For security engineers, this is a familiar problem in a new form. Incident response depends on logs. Compliance frameworks depend on audit trails. The ability to detect, investigate, and remediate a breach depends on having a record of what happened. AI coding agents, by default, provide none of that.
Engineering leaders adopting AI-assisted development workflows need to ask a direct question: if an agent exfiltrated credentials from a developer's machine last Tuesday, would you know? What would you look at? What would you find?
For most teams today, the honest answer is: nothing. There's no trail to follow.
Two Layers of Protection: Skill Sentinel and Runtime Guardrails
At Enkrypt AI, we built our response to this threat model around the premise that single-layer defenses are insufficient. Scanning alone doesn't catch runtime misbehavior. Runtime governance alone doesn't catch supply chain attacks delivered through Skill files. You need both, and they need to work together.
The first layer is Skill Sentinel, our open source scanner purpose-built for AI agent Skill files. Unlike general-purpose scanners that truncate at ~3,000 characters, Skill Sentinel reads the full depth of Skill files and applies detection logic designed specifically for the attack patterns that appear in malicious Skills — exfiltration sequences, credential access instructions, obfuscated commands, and social engineering patterns embedded in what looks like routine documentation. It integrates into CI/CD pipelines and developer workflows across Cursor, Claude Code, Kiro, and other major platforms, catching supply chain threats before they reach execution.

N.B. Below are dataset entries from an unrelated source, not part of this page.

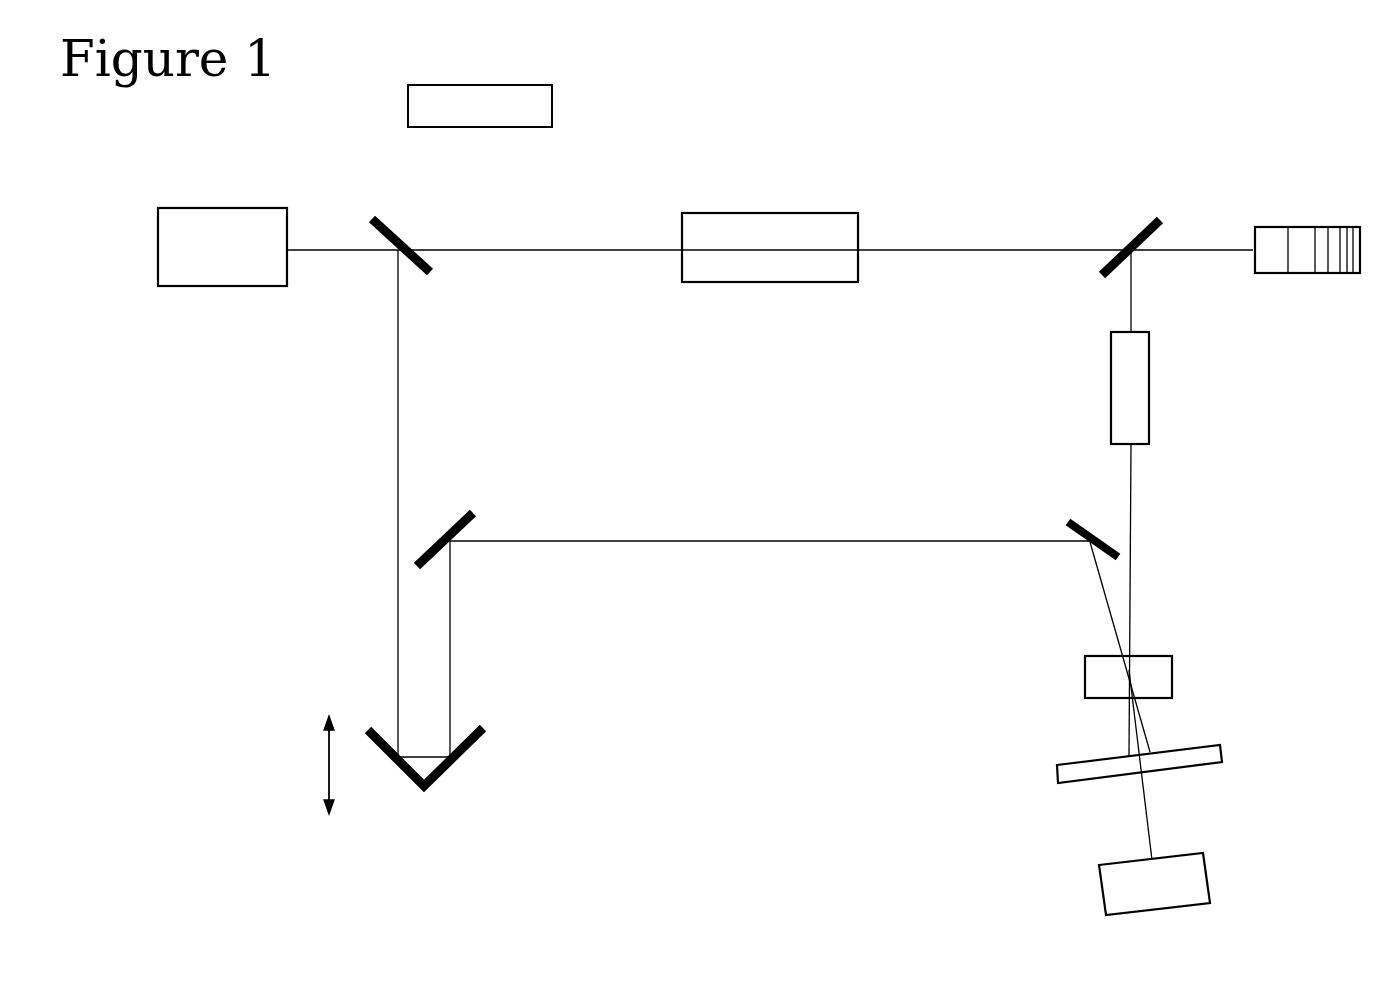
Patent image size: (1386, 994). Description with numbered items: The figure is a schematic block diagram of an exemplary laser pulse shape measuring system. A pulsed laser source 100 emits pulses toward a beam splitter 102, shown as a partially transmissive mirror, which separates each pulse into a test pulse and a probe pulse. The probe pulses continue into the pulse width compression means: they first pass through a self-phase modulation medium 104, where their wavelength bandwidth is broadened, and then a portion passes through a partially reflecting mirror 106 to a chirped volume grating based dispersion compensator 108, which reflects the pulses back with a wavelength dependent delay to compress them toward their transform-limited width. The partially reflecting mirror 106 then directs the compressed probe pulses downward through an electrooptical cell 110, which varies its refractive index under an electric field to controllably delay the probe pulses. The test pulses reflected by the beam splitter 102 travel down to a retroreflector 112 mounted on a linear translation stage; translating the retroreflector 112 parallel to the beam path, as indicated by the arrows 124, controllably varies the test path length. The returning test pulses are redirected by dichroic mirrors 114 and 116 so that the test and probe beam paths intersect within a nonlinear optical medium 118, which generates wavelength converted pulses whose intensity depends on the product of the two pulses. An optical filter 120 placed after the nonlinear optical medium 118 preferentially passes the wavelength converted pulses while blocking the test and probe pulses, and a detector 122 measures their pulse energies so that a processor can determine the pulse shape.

The pulsed laser source 100 is at (212, 286).
The beam splitter 102 is at (382, 220).
The self-phase modulation medium 104 is at (768, 213).
The partially reflecting mirror 106 is at (1150, 222).
The dispersion compensator 108 is at (1302, 225).
The electrooptical cell 110 is at (1149, 388).
The retroreflector 112 is at (430, 785).
The dichroic mirror 114 is at (463, 517).
The dichroic mirror 116 is at (1068, 522).
The nonlinear optical medium 118 is at (1085, 678).
The optical filter 120 is at (1220, 748).
The detector 122 is at (1099, 883).
The arrows 124 is at (329, 767).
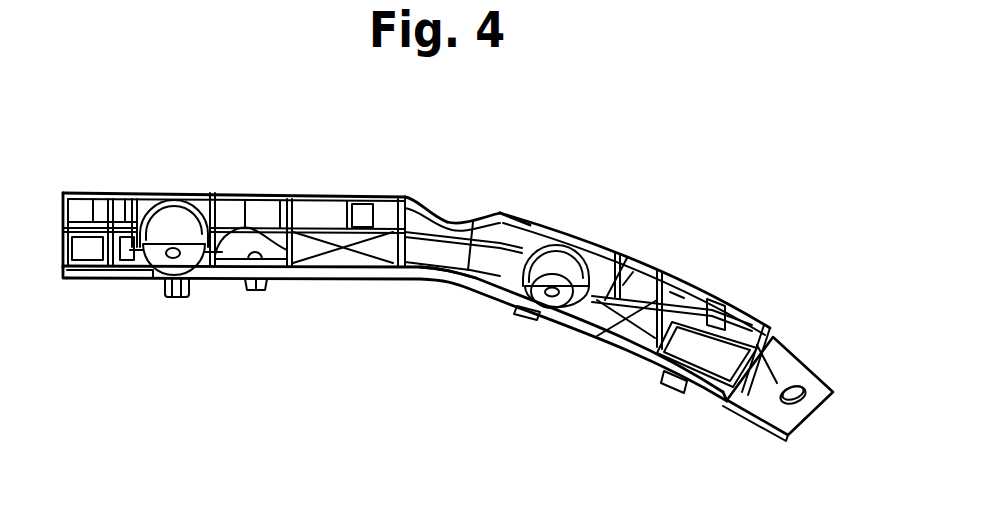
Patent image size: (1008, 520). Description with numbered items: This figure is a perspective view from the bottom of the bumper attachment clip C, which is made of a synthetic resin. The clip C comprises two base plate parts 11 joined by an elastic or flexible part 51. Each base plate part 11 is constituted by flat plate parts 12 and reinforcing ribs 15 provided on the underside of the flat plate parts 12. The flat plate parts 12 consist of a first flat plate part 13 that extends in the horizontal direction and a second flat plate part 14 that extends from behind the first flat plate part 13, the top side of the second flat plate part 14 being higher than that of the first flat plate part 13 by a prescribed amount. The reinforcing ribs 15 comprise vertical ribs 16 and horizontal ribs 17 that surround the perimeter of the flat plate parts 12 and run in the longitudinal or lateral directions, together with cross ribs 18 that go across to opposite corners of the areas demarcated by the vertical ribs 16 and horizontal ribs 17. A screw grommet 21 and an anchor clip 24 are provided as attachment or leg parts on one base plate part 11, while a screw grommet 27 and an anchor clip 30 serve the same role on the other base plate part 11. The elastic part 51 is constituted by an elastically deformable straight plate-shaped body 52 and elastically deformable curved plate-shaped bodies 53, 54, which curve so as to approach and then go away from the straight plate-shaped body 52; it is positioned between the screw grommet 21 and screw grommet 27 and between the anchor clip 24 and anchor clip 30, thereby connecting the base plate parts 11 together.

The base plate part 11 is at (80, 287).
The flat plate part 12 is at (140, 158).
The first flat plate part 13 is at (90, 226).
The second flat plate part 14 is at (128, 226).
The reinforcing ribs 15 is at (293, 144).
The vertical rib 16 is at (300, 210).
The horizontal rib 17 is at (115, 280).
The cross rib 18 is at (366, 208).
The screw grommet 21 is at (176, 299).
The anchor clip 24 is at (260, 293).
The screw grommet 27 is at (536, 307).
The anchor clip 30 is at (665, 378).
The elastic part 51 is at (428, 164).
The straight plate-shaped body 52 is at (460, 221).
The curved plate-shaped body 53 is at (430, 208).
The curved plate-shaped body 54 is at (487, 230).
The bumper attachment clip C is at (443, 291).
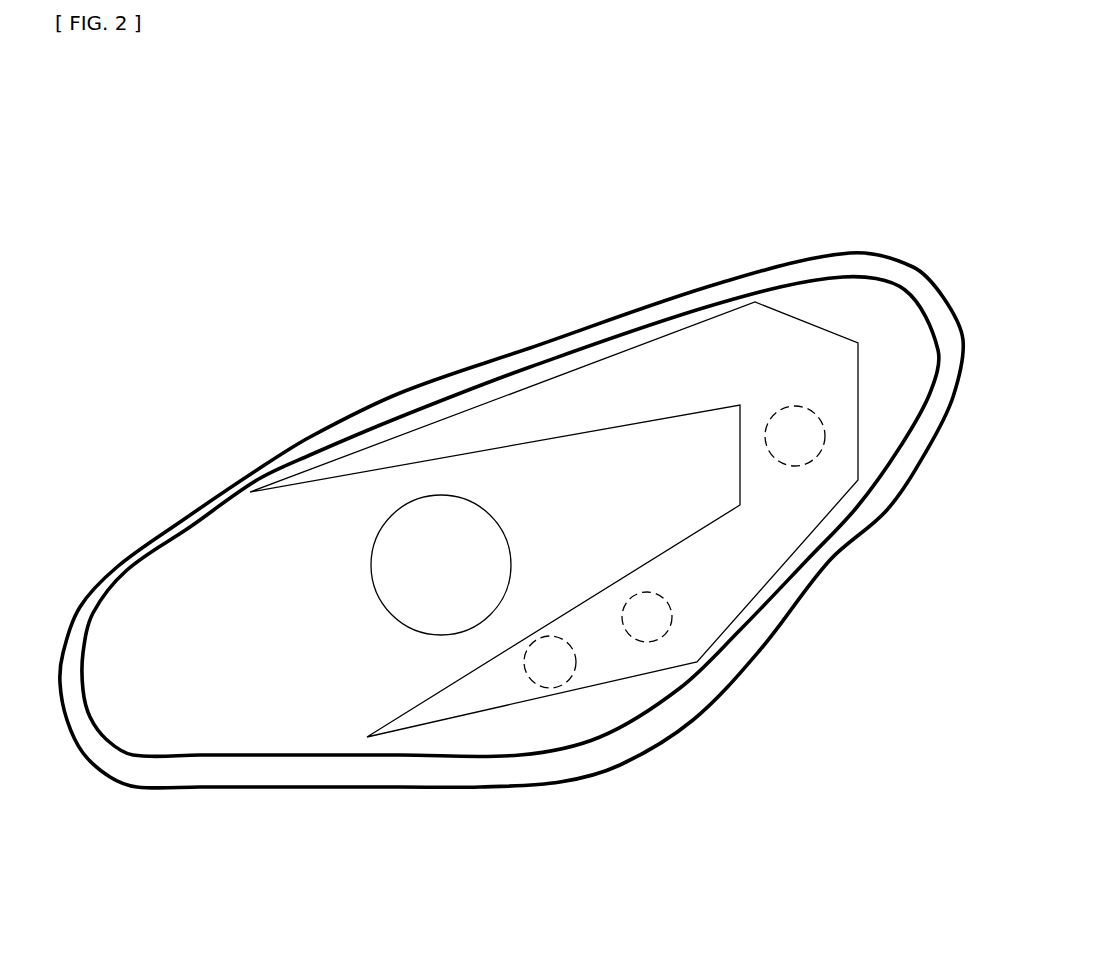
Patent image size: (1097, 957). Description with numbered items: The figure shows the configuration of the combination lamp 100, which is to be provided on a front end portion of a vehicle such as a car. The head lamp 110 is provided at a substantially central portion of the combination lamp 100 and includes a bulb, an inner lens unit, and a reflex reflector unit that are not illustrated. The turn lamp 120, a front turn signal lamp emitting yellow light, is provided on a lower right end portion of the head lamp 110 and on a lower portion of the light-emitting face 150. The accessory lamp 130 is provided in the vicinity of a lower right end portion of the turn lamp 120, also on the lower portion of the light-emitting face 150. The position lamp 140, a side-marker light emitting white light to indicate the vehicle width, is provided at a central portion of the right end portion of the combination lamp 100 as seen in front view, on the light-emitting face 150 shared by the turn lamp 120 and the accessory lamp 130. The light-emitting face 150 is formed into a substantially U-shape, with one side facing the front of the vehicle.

The second layer is runtime guardrails. Enkrypt AI's runtime governance layer monitors agent behavior during execution, enforcing policies that constrain what the agent can read, write, execute, and transmit. When an agent attempts to access ~/.ssh/, read a .env file, or chain tool calls in a pattern consistent with data exfiltration, the guardrail fires. The action is blocked or flagged, and the event is logged — creating the audit trail that enables incident response and compliance reporting.
Together, these two layers address the three dimensions of vibe coding security risk: supply chain threats introduced through malicious Skill files, runtime misbehavior from clean Skills used in harmful sequences, and the audit trail gap that leaves security teams blind to what agents are actually doing.
What This Means for Your Stack
If your engineering team is using Cursor, Claude Code, Kiro, CrewAI, LangGraph, the OpenAI SDK, or Vercel AI, your agents are almost certainly operating without pre-execution Skill scanning, without runtime policy enforcement, and without an audit trail. That's not a hypothetical risk — it's the default state for every team that adopts these tools without adding a security layer explicitly designed for this threat model.
IBM is right that this is a different beast. The attack surface isn't a dependency you can pin, a vulnerability you can patch, or a misconfiguration you can fix once and move on. It's structural. It lives in the workflow. And it scales as fast as your AI agent adoption does.
The answer isn't to slow down AI-assisted development. The answer is to add the security layer that makes fast, autonomous development safe. That starts with understanding what your agents are actually doing — and putting the controls in place to make sure it's only what you intend.